Many people, especially those outside the United States or north of the Mason-Dixon Line, like to scoff at the Fox News Network’s brand of “infotainment” and relish in polls that demonstrate Fox News viewers are among the least informed persons in the country when it comes to news and current events. But what is often missed by the upturned and often snobbish liberal viewpoint is the very real and very influential presence and contribution that Fox provides to America’s political dialogue. The Tea Party is the beacon of this contribution.

While at its heart it is a grassroots enterprise made up of people simply fed up with their government, the Tea Party would have remained just another fringe movement were it not for Fox News, who became the Party’s early champion, covering the Party’s growth from its small beginnings in February 2009, to today where the Tea Party has its own recognized candidates within the Republican Party, its own caucus, and forms its own response to the State of the Union address. It is highly unlikely that any of this would have been possible were it not for the platform that the Fox News Network provided the movement, particularly by providing daily air time to Glenn Beck.
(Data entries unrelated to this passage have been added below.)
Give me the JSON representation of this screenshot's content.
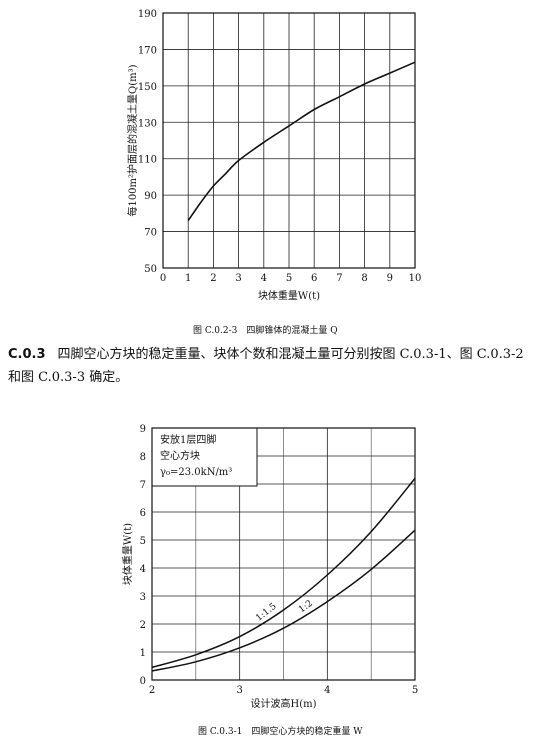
{
  "chart_data": [
    {
      "type": "line",
      "title": "",
      "xlabel": "块体重量W(t)",
      "ylabel": "每100m²护面层的混凝土量Q(m³)",
      "xlim": [
        0,
        10
      ],
      "ylim": [
        50,
        190
      ],
      "x_ticks": [
        "0",
        "1",
        "2",
        "3",
        "4",
        "5",
        "6",
        "7",
        "8",
        "9",
        "10"
      ],
      "y_ticks": [
        "50",
        "70",
        "90",
        "110",
        "130",
        "150",
        "170",
        "190"
      ],
      "grid": true,
      "series": [
        {
          "x": [
            1,
            1.5,
            2,
            2.5,
            3,
            4,
            5,
            6,
            7,
            8,
            9,
            10
          ],
          "y": [
            76,
            86,
            95,
            102,
            109,
            119,
            128,
            137,
            144,
            151,
            157,
            163
          ]
        }
      ]
    },
    {
      "type": "line",
      "title": "",
      "xlabel": "设计波高H(m)",
      "ylabel": "块体重量W(t)",
      "xlim": [
        2,
        5
      ],
      "ylim": [
        0,
        9
      ],
      "x_ticks": [
        "2",
        "3",
        "4",
        "5"
      ],
      "y_ticks": [
        "0",
        "1",
        "2",
        "3",
        "4",
        "5",
        "6",
        "7",
        "8",
        "9"
      ],
      "grid": true,
      "annotation_lines": [
        "安放1层四脚",
        "空心方块",
        "γ₀=23.0kN/m³"
      ],
      "series": [
        {
          "name": "1:1.5",
          "x": [
            2,
            2.5,
            3,
            3.5,
            4,
            4.5,
            5
          ],
          "y": [
            0.45,
            0.9,
            1.55,
            2.5,
            3.75,
            5.3,
            7.2
          ]
        },
        {
          "name": "1:2",
          "x": [
            2,
            2.5,
            3,
            3.5,
            4,
            4.5,
            5
          ],
          "y": [
            0.32,
            0.65,
            1.15,
            1.85,
            2.8,
            3.95,
            5.35
          ]
        }
      ]
    }
  ],
  "captions": {
    "fig1": "图 C.0.2-3　四脚锥体的混凝土量 Q",
    "fig2": "图 C.0.3-1　四脚空心方块的稳定重量 W"
  },
  "paragraph": {
    "number": "C.0.3",
    "text": "四脚空心方块的稳定重量、块体个数和混凝土量可分别按图 C.0.3-1、图 C.0.3-2 和图 C.0.3-3 确定。"
  }
}
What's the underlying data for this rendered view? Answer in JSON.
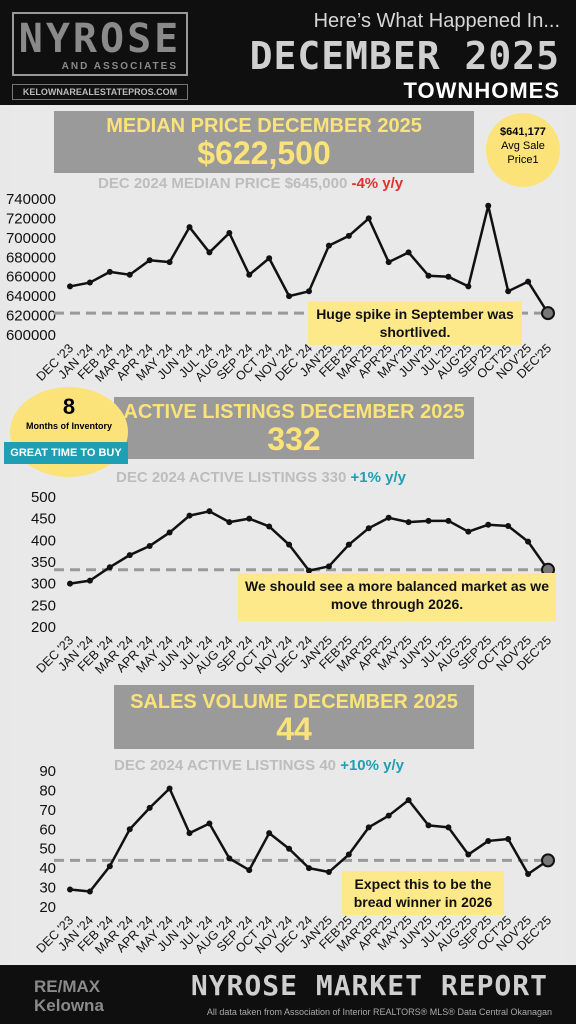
{
  "header": {
    "brand_name": "NYROSE",
    "brand_sub": "AND ASSOCIATES",
    "brand_url": "KELOWNAREALESTATEPROS.COM",
    "intro": "Here’s What Happened In...",
    "month": "DECEMBER 2025",
    "property_type": "TOWNHOMES"
  },
  "sections": [
    {
      "title": "MEDIAN PRICE DECEMBER 2025",
      "value": "$622,500",
      "comparison_label": "DEC 2024 MEDIAN PRICE $645,000",
      "comparison_change": "-4% y/y",
      "badge_line1": "$641,177",
      "badge_line2": "Avg Sale",
      "badge_line3": "Price1",
      "note": "Huge spike in September was shortlived."
    },
    {
      "title": "ACTIVE LISTINGS DECEMBER 2025",
      "value": "332",
      "comparison_label": "DEC 2024 ACTIVE LISTINGS 330",
      "comparison_change": "+1% y/y",
      "badge_number": "8",
      "badge_label": "Months of Inventory",
      "badge_tag": "GREAT TIME TO BUY",
      "note": "We should see a more balanced market as we move through 2026."
    },
    {
      "title": "SALES VOLUME DECEMBER 2025",
      "value": "44",
      "comparison_label": "DEC 2024 ACTIVE LISTINGS 40",
      "comparison_change": "+10% y/y",
      "note": "Expect this to be the bread winner in 2026"
    }
  ],
  "footer": {
    "brokerage_line1": "RE/MAX",
    "brokerage_line2": "Kelowna",
    "report_title": "NYROSE MARKET REPORT",
    "source": "All data taken from Association of Interior REALTORS® MLS® Data Central Okanagan"
  },
  "colors": {
    "banner_text": "#fbe37a",
    "banner_bg": "#9a9a9a",
    "negative": "#e03131",
    "positive": "#1f9fb3",
    "note_bg": "#fde88a",
    "line": "#111111",
    "reference_line": "#999999"
  },
  "chart_data": [
    {
      "type": "line",
      "categories": [
        "DEC '23",
        "JAN '24",
        "FEB '24",
        "MAR '24",
        "APR '24",
        "MAY '24",
        "JUN '24",
        "JUL '24",
        "AUG '24",
        "SEP '24",
        "OCT '24",
        "NOV '24",
        "DEC '24",
        "JAN'25",
        "FEB'25",
        "MAR'25",
        "APR'25",
        "MAY'25",
        "JUN'25",
        "JUL'25",
        "AUG'25",
        "SEP'25",
        "OCT'25",
        "NOV'25",
        "DEC'25"
      ],
      "values": [
        650000,
        654000,
        665000,
        662000,
        677000,
        675000,
        711000,
        685000,
        705000,
        662000,
        679000,
        640000,
        645000,
        692000,
        702000,
        720000,
        675000,
        685000,
        661000,
        660000,
        650000,
        733000,
        645000,
        655000,
        622500
      ],
      "y_ticks": [
        600000,
        620000,
        640000,
        660000,
        680000,
        700000,
        720000,
        740000
      ],
      "ylim": [
        600000,
        740000
      ],
      "reference_value": 622500
    },
    {
      "type": "line",
      "categories": [
        "DEC '23",
        "JAN '24",
        "FEB '24",
        "MAR '24",
        "APR '24",
        "MAY '24",
        "JUN '24",
        "JUL '24",
        "AUG '24",
        "SEP '24",
        "OCT '24",
        "NOV '24",
        "DEC '24",
        "JAN'25",
        "FEB'25",
        "MAR'25",
        "APR'25",
        "MAY'25",
        "JUN'25",
        "JUL'25",
        "AUG'25",
        "SEP'25",
        "OCT'25",
        "NOV'25",
        "DEC'25"
      ],
      "values": [
        300,
        307,
        338,
        366,
        387,
        418,
        457,
        467,
        442,
        450,
        432,
        390,
        330,
        340,
        390,
        428,
        452,
        442,
        445,
        445,
        420,
        436,
        433,
        397,
        332
      ],
      "y_ticks": [
        200,
        250,
        300,
        350,
        400,
        450,
        500
      ],
      "ylim": [
        200,
        500
      ],
      "reference_value": 332
    },
    {
      "type": "line",
      "categories": [
        "DEC '23",
        "JAN '24",
        "FEB '24",
        "MAR '24",
        "APR '24",
        "MAY '24",
        "JUN '24",
        "JUL '24",
        "AUG '24",
        "SEP '24",
        "OCT '24",
        "NOV '24",
        "DEC '24",
        "JAN'25",
        "FEB'25",
        "MAR'25",
        "APR'25",
        "MAY'25",
        "JUN'25",
        "JUL'25",
        "AUG'25",
        "SEP'25",
        "OCT'25",
        "NOV'25",
        "DEC'25"
      ],
      "values": [
        29,
        28,
        41,
        60,
        71,
        81,
        58,
        63,
        45,
        39,
        58,
        50,
        40,
        38,
        47,
        61,
        67,
        75,
        62,
        61,
        47,
        54,
        55,
        37,
        44
      ],
      "y_ticks": [
        20,
        30,
        40,
        50,
        60,
        70,
        80,
        90
      ],
      "ylim": [
        20,
        90
      ],
      "reference_value": 44
    }
  ]
}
Beck, who has since left Fox, was the poster boy for leftist exasperation, Jon Stewart’s cannon fodder and what liberals point to as everything that is wrong with conservative America. He was one of the brashest and most brazen of Tea Party supporters, and it is hard to deny that much of what he said was hyper-charged rhetoric, frequently full of falsehoods, and at times bordered on insanity; however, Beck breathed fire into the movement and helped to organize the Tea Party (something the left-wing Occupy movement is sorely lacking) and solidify their national status.

The movement is not only here to stay, but it is getting stronger.

The Tea Party currently has 62 members of the House of Representatives and 4 senators making up its caucus, and has a very realistic chance of splitting the Republican Party in two. The highly conservative anti-spend, anti-government involvement Tea Party on one side, and a more moderate-conservative new Republican Party on the other; the Tea Party has the potential to achieve what dozens of other political movements have failed to do in America’s almost 250 year history: break up the two party system. Fox’s role is undeniable.

While the opinions propagated by Fox News may make leftists cringe, it is important to remember that they also represent the sentiments of roughly half of the population of the most powerful nation in the world. Those are opinions that, however unseemly to some, must be heard and considered.  After all, the mob is fully entitled to participate in democracy.

Our Conservative government likes to say that Canada is becoming a more conservative place, that Conservative values are Canadian values. The last four elections tell us that they are not wrong – the Conservatives captured 40 per cent of the popular vote en route to their majority government, a number that has increased in every election since Stephen Harper became party leader.

If conservative supporters want a network that puts a conservative slant on stories, then let them have it. We should all, left or right, embrace Sun News and the dialogue it can create, if for no other reason than that it will fuel the dormant leftist passion that has been lacking in recent years.

If Sun News can get its act together, the conversations and debates will benefit and our political society will be better for it.